Philip Renard was born 1944 in Amsterdam. After a period of studying the original teachings of Chan Buddhism, he started practising his spiritual life in Subud (a Java based brotherhood), in which the surrender practice called latihan gave him a foundation for all further insight, that is: freedom from concept or method.

After an intensive period of fruitful influence from the American teacher Da Free John (later called Adi Da), Philip was for some years closely associated with Dutch Advaita teacher Alexander Smit (a pupil of Nisargadatta Maharaj and indirectly of Atmananda). During this period Philip came to a point when belief in all concepts was shed, so he could apperceive who he always already is. In the following years he also (gratefully) made use of Dzogchen teachings, especially those of Tulku Urgyen.

Philip has published six books and more than twenty articles in Dutch. In English he has published articles in Mountain Path and Journal of Indian Philosophy.

Introduction

One of the expressions often heard on the path of Self- realisation is 'letting go of the ego'. What is actually meant by this?

It is of course not about the commonplace form of ego which everybody recognizes as egoism or selfishness, because it is clear that selfishness is in fact rejected by everybody, being on a way of liberation or not.

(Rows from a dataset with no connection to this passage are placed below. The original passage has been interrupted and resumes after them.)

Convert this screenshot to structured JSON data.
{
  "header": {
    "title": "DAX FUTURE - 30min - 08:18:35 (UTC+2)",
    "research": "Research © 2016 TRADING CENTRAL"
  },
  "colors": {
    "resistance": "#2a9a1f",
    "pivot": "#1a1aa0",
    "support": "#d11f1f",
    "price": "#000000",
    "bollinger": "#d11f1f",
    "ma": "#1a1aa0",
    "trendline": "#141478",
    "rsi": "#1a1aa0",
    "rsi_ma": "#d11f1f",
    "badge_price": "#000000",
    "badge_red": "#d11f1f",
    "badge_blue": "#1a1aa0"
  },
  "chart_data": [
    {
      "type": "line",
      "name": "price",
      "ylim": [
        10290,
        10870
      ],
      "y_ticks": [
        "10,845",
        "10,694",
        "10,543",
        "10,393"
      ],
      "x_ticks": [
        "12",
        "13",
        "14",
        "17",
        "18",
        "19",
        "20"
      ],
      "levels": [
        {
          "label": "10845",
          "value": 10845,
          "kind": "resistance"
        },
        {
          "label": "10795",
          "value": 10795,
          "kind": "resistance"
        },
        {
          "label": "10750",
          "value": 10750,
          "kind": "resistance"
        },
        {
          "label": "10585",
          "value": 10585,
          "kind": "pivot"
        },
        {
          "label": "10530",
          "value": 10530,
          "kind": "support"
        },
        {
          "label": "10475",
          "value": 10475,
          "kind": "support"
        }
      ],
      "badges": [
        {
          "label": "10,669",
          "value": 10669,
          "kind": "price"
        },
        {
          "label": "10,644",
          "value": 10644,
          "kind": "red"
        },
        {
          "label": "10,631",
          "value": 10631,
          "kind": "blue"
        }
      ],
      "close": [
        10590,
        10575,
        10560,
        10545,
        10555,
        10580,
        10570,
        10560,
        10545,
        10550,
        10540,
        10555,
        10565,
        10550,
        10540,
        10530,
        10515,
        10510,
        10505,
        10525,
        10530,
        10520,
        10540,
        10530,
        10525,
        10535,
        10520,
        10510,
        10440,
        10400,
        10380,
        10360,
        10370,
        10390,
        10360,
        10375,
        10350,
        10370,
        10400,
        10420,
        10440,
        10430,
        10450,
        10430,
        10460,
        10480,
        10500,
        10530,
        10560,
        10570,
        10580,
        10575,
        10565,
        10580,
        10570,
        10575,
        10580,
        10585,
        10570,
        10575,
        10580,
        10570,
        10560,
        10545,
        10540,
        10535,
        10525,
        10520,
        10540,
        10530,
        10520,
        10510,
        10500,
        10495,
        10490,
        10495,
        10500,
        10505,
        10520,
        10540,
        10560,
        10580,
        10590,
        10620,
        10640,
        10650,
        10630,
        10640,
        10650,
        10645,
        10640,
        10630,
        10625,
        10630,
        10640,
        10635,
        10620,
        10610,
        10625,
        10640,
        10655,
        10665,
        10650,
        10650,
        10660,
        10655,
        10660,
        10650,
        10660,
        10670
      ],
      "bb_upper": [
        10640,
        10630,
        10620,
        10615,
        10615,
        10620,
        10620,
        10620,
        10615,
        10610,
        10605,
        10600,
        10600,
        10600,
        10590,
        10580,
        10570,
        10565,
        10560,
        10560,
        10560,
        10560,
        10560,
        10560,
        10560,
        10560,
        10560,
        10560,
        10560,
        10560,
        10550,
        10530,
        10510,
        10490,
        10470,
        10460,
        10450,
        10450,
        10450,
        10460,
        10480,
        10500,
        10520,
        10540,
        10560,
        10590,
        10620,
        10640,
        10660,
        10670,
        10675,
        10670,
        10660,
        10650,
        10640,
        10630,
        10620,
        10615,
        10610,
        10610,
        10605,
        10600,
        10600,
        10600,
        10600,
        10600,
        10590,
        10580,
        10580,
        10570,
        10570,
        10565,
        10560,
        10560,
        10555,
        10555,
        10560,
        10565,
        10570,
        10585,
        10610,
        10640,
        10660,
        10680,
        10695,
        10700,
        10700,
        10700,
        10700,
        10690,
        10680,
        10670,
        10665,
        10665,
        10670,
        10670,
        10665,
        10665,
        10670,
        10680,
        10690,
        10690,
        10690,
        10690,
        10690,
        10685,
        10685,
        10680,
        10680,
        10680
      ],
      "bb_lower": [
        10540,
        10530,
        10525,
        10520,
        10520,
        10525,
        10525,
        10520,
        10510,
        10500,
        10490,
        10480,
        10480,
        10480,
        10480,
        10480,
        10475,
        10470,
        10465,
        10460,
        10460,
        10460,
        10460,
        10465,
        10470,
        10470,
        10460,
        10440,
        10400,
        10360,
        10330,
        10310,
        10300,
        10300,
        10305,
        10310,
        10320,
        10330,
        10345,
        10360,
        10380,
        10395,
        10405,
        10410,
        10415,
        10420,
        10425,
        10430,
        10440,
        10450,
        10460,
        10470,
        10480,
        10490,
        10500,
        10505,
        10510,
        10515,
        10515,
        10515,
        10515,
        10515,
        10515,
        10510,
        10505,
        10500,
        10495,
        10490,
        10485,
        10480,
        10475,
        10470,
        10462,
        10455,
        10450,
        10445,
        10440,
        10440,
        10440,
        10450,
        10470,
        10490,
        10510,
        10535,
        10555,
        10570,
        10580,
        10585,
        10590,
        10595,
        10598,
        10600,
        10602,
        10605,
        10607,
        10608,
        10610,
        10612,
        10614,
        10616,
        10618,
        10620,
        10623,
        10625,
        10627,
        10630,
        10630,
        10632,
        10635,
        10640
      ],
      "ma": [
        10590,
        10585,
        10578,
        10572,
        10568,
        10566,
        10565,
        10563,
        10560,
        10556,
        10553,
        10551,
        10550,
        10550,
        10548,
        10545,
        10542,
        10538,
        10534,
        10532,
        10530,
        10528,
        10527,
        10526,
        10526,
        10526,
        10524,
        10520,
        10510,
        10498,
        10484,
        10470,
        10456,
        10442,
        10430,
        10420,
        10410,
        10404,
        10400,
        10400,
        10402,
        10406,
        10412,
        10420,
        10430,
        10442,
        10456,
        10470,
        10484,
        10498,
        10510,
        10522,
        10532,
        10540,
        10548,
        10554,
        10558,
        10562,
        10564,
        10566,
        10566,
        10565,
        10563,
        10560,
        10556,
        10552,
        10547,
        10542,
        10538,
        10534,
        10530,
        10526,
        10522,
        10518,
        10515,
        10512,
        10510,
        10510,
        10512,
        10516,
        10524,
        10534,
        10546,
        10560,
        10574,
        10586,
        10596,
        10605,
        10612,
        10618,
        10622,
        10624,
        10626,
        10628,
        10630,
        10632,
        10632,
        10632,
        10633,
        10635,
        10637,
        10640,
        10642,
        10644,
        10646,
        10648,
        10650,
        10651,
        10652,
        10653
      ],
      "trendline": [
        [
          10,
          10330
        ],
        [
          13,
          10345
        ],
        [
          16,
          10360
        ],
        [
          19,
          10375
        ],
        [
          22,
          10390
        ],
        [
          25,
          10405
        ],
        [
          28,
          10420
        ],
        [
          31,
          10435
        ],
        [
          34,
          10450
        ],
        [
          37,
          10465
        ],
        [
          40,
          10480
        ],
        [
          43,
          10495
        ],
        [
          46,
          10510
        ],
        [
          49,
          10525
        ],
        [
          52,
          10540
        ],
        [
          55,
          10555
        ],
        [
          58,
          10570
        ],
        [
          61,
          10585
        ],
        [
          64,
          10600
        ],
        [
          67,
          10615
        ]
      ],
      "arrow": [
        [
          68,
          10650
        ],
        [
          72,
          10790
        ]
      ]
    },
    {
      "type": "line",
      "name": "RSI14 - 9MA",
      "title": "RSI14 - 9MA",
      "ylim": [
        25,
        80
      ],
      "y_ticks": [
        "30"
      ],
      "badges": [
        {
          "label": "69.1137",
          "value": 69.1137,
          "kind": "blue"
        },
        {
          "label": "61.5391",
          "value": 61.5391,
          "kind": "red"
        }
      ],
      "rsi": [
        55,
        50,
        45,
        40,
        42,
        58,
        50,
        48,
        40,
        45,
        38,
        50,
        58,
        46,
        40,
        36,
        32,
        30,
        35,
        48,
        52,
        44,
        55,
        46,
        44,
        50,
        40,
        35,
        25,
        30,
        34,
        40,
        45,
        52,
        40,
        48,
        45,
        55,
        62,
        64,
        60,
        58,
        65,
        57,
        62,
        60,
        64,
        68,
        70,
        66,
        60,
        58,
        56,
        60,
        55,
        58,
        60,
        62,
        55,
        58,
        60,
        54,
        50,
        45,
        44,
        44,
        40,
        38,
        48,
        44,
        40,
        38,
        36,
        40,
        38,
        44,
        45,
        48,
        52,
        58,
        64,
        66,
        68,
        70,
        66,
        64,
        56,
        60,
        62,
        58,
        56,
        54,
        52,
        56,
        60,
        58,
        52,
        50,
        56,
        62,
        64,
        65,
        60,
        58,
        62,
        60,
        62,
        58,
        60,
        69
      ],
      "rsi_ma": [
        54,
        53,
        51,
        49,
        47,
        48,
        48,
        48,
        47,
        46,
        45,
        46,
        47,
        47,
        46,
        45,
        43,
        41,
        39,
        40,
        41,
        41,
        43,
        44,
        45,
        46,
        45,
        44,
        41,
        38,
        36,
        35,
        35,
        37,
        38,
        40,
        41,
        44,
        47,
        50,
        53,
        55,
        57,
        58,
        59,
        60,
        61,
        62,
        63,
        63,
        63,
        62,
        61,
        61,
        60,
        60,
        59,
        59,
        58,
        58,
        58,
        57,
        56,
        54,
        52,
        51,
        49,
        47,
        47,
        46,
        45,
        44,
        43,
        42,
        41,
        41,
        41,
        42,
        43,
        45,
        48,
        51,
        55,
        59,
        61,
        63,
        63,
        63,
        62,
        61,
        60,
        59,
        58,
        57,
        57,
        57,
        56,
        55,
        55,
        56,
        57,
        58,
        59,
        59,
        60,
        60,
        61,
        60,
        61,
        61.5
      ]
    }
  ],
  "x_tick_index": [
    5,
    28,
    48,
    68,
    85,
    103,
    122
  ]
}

Letting go of this 'gross' kind of ego is not enough if you really want liberation.

The ego as mentioned by teachers of the Vedantic and Buddhist ways of liberation as being the primary obstacle, is a thinking activity, in which you identify yourself with an external figure which consequently can be seen and judged. A figure which could be imagined as being 'higher' or 'lower' than other figures.

This ego in fact consists of acts of comparison. It could also be called 'self-consciousness', with all its implied inhibition of spontaneity or aliveness. It refers to the built-in split, a habitual groove in which one looks at another part of the same ego from a critical point of view, and bombards it with conflicting opinions. A principal characteristic of the ego is the attachment to the opinions about oneself. That is to say, a self-image has been built that does not want to dissolve and would rather continue as it is. This is what we call the 'person'; it is the maintenance of a self-image. When it comes to the 'person', each conscious activity of the body-mind involves the supposition that there is an 'I' doing something, and that this 'I' is a continuous, enduring entity.

I prefer to call this 'the I', rather than 'ego', because this is easier to recognize as being something more subtle than the 'gross ego' mentioned earlier, even though the two flow into one another. The main difference, one could say, in the case of the 'gross' ego it is others that bother you and are bothered by you, whereas in the case of this subtle 'I' it is you being bothered by yourself.

Both Buddhists and Vedantists agree that this subtle 'I' should be given up if you want liberation, but disagree about the terminology and how belief in this 'I' can be annihilated. Buddhists say: "There is no entity at all, no 'self' or 'I', just a sequence of causatively conditioned psychic and physical processes. For the rest they do not talk about an 'I'. They even disapprove of talking in terms of 'I', for instance in a statement like "When we regard the nature of this knowing as being 'me' or 'T', and hold onto that concept - this is a small view, and it is confused, mistaken."

Nevertheless in Dzogchen, the radical non-dualistic core of Tibetan Buddhism from which the last quote originated, a number of texts have been produced in the past in which the term 'I' is used, even with emphasis, to point out the highest principle, as being the 'majestic creativity of the universe'.